Social media giant Facebook has been discussing the details regarding the development of its stablecoin  – GlobalCoin – with the U.S. Commodity and Futures Trading Commission (CFTC).

CFTC Chairman Christopher Giancarlo revealed that the US federal regulator has held “very early stages of conversations” with Facebook’s management. According to Giancarlo, the recent discussions with the social media giant have been centered around gaining a better understanding of what type of cryptoasset Facebook intends to release.

Does Facebook’s Stablecoin Fall Under CFTC’s Remit?

According to the Financial Times, the CFTC is looking to determine whether Facebook’s stablecoin would be considered a traditional financial instrument (and regulated as such) under the current regulatory framework.

Commenting on the matter, Giancarlo said the CFTC was “very interested” in gaining a better understanding of the new cryptocurrency and that the regulator would strictly “act on an application.” He also clarified that Facebook had not provided any details (in writing) to the CFTC regarding the upcoming launch of GlobalCoin.

Mainly Used For Cross-Border Transfers and Online Payments

Notably, Facebook’s management has also held discussions recently with other government agencies and officials in the U.S. and the U.K.. The conversations have reportedly been focused on the social media company’s plans to introduce GlobalCoin, a distributed ledger technology (DLT)-enabled stablecoin.

As confirmed by Facebook in previous reports, the firm’s new crypto token will mainly be used to make cross-border payments and settle e-commerce transactions. The social media giant’s cryptocurrency is also part of its blockchain-focused initiative, called Project Libra.
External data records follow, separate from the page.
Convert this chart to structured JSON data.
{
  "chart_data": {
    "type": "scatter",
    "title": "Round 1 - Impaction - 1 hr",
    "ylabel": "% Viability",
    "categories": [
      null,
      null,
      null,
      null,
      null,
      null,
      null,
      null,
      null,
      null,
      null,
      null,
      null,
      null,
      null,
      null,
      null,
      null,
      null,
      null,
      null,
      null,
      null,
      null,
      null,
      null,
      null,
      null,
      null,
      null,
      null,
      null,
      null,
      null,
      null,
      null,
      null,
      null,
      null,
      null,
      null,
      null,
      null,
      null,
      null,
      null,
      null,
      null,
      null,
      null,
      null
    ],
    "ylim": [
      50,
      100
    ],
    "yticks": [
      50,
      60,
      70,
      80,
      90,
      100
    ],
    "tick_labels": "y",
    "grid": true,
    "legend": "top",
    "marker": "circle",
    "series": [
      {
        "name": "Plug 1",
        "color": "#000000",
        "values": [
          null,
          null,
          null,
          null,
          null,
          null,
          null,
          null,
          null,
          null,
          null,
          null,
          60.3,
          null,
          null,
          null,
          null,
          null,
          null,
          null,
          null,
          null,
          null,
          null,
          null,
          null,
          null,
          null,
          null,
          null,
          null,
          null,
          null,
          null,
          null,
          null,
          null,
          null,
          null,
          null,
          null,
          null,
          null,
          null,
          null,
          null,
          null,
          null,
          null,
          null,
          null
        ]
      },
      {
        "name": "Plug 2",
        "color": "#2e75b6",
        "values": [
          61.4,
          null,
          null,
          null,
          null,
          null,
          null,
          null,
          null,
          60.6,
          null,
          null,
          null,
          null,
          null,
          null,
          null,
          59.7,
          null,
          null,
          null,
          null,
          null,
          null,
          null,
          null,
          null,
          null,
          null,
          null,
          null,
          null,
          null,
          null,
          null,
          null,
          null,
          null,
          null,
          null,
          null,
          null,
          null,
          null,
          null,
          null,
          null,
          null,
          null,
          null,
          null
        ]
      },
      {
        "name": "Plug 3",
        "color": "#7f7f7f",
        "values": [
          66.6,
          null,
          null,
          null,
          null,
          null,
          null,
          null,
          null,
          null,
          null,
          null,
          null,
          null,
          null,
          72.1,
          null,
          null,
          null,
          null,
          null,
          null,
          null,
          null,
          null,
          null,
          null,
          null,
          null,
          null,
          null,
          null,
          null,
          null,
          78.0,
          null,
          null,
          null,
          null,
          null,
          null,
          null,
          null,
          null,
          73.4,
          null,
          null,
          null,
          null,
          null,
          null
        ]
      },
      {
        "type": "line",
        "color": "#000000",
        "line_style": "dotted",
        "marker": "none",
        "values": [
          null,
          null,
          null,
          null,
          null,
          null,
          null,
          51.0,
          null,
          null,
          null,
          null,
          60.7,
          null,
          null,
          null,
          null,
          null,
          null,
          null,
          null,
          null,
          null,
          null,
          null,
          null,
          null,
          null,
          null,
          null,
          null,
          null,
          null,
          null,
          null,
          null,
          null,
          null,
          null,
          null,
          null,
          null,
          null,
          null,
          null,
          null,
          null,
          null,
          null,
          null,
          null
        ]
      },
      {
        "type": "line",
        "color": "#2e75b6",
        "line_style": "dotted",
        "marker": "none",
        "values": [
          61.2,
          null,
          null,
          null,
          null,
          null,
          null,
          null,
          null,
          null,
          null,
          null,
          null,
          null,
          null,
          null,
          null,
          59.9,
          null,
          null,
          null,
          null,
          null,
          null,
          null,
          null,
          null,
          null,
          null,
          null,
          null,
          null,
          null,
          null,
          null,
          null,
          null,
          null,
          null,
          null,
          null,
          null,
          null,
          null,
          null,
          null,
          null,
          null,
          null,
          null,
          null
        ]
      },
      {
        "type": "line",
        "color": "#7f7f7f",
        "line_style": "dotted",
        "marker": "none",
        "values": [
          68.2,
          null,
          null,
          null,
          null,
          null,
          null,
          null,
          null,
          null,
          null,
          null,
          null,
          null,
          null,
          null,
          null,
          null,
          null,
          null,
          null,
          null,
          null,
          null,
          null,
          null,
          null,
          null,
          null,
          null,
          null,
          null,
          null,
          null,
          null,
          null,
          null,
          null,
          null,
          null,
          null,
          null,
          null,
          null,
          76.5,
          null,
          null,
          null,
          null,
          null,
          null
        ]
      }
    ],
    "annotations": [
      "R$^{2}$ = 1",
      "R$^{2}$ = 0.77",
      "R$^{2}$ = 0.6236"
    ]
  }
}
Facebook Reportedly Seeking $1 Billion in Investments for Crypto Project

While it’s too early to categorize Facebook’s GlobalCoin as a particular type of financial instrument that would be regulated by the CFTC, Giancarlo noted that if the social media giant’s stablecoin is backed by the USD, then it might not be necessary to tie the coin to derivatives.

Acknowledging that the overall design of Facebook’s latest stablecoin initiative is “very clever”, Giancarlo also mentioned in the report that the main compliance issues the project may face would be centered around whether there would be appropriate know-your-customer (KYC) / anti-money laundering (AML) checks.

In early April 2019, Nathaniel Popper, the author of Digital Gold, one of the most popular books on bitcoin (BTC), revealed that Facebook was planning to raise $1 billion for its cryptocurrency project. Popper, a New York Times reporter and Harvard University graduate, also noted in April that “one of the biggest allures of blockchain projects is the decentralization.”

Although Facebook might not need to conduct a fundraising campaign, as it has around $100 billion in total assets and $84 billion in equity, analysts have argued that the firm’s management may be planning to work with outside investors in order to make its crypto project look “more decentralized and less controlled” by the company itself.